What kind of orange is this?  
I don't think I was expected to answer that question.


We took a short walk near the immigration jetty in Bonasse where the Venezuelans had entered legally before the borders were closed. I was a bit cautious in the event that members of the uniformed services mistook my companions for visiting neighbours.


The jetty where Venezuelans are processed.

One of my favourite drives is along the stretch to Icacos from the village of Fullerton, where I was born, through the coconut estates of Constance and St. Andrew, past the lagoons, mangroves and down to the tip of the peninsula about seven miles from the Venezuelan coast, as the crow flies. We saw the primary school my brother lobbied for before his retirement, a wonderful sight near the end of the road. My own primary school, Lochmaben R.C. sits on a hill. It was an old wooden building which still features in my nightmares, along with the huge concrete cistern. I remember Ralph Maraj attended our school for a while when he came to stay with his family in the village of Los Gallos at Columbus Beach.

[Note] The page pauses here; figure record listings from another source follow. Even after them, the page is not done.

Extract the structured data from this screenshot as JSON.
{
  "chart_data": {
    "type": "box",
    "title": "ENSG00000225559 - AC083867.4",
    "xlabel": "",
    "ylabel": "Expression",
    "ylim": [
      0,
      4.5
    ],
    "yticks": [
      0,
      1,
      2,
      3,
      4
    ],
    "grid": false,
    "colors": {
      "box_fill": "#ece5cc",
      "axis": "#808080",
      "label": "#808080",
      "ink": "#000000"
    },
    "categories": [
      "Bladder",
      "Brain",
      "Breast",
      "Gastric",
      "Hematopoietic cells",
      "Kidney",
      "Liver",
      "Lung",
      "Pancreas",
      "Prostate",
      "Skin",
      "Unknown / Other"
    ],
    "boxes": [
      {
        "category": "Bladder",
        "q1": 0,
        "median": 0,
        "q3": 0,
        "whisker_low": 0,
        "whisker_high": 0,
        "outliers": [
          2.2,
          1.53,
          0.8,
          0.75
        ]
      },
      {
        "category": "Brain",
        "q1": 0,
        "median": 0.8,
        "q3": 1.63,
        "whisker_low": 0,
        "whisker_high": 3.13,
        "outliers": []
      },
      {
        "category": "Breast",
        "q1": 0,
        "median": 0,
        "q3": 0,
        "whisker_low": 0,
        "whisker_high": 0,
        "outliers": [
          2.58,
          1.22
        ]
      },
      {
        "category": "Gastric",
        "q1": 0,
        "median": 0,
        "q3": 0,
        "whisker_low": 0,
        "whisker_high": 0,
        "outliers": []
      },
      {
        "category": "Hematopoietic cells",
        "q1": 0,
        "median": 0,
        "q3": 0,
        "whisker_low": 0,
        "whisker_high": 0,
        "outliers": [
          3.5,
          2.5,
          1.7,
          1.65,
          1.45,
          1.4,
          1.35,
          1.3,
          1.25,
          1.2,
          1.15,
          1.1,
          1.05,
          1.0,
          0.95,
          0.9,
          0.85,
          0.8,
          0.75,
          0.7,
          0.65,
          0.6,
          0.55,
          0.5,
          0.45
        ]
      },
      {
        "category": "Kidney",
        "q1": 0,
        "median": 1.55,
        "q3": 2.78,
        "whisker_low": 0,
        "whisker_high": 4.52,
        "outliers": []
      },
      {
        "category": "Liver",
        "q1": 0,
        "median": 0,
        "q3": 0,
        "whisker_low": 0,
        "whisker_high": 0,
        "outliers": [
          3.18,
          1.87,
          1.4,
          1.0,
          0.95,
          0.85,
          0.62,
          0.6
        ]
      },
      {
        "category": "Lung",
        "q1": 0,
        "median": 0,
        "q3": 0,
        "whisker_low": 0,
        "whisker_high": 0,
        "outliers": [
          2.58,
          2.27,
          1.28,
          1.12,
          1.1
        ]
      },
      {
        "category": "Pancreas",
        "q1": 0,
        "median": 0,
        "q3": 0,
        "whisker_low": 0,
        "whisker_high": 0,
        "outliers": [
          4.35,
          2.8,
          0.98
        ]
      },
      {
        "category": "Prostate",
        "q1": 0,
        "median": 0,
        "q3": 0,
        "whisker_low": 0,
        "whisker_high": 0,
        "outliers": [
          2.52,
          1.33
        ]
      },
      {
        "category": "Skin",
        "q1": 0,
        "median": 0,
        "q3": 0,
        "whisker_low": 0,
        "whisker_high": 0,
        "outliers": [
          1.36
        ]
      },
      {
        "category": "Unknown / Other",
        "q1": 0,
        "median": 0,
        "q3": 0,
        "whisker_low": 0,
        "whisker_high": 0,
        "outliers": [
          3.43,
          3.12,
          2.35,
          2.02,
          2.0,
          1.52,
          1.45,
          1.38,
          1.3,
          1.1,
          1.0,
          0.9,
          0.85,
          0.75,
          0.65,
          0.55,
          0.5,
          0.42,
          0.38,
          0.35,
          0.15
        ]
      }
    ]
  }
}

Barracks at St. Andrews Estate

On the way back my nephew Anil was at his new “office” near the junction by Low’s shop, some of the bars further up the road being closed. There was no lunch available anywhere between Icacos and Low’s but we found something left over at the roadside cafe opposite the Catholic Church. I had chicken with fries, but I swear that the wing I got belonged to a Pterodactyl. They were playing soca music and it did not take long for Allison and Claire to show their "Tiny Winey" moves. I ran, as opposed to sprinted, up the slope to the steps of the Church to find that it was also dedicated to St. Joseph. 


Waiting for their supper




We stopped off at Anil’s home to dine. My brother, who I have not seen in more than a year looked like one of the protesting Indian farmers, just home from tending his cattle, just the two he now has remaining. 


We talked villages on the way to  the T-Junction, driving straight on at the Puerto Grande junction where we should have turned left. Our straight road tactic got the better of us and thinking we were on the way to Erin, we encountered some bad roads, got stuck a little in the mud and turned back. If your wheel keeps spinning in mud, the person you need to give you a push is definitely Allison. There was an upside. We met a friendly family of two adult women and four children who had been to the coastline. I also swear that the younger adult spoke with a foreign accent.


Bad roads... no place to go

We drove through the village of Buenos Ayres and surfaced at the Erin fishing port where the tide was high and we got a clearer view of the Venezuelan coastline. It is enough to say that Claire spotted custard apple.


The Los Iros beach facility was closed, a police car in attendance, but no officers in sight. We made a stop at the mud oven shop in Rancho Quemado. The baker told me she is the niece for the former Councillor Sheila Lamorelle and she has a young baker in training. 



From there on it was mainly the drive back through the built-up and busy towns of Siparia and Penal with the obligatory stop at the doubles stall in Debe. I promise that the mention of doubles is not linked to the Minister of Agriculture.



Of course we had to venture into a no entry near the highway at Debe but we escaped unscathed.

It was already night when Claire pulled up again in front of the shrine of St. Joseph. I had refused the doubles at the stall in Debe, but when the girls decided to eat theirs while they were still hot… well Clarence Rambharat won’t get away with that the next time... finery or no finery.


2 comments:

  1. Marvelous. The story of another adventure with two companions, I could ask for no better. Zorina and Claire thesaurus, information guides on flora and fauna and verbal authors of people and places. Me with meh coonomoonuh self will stay quiet and listen and only make noise for bathroom stops and food. I enjoy their company to the max and even more the stories and pictures which follow. Looking forward to north east coast next.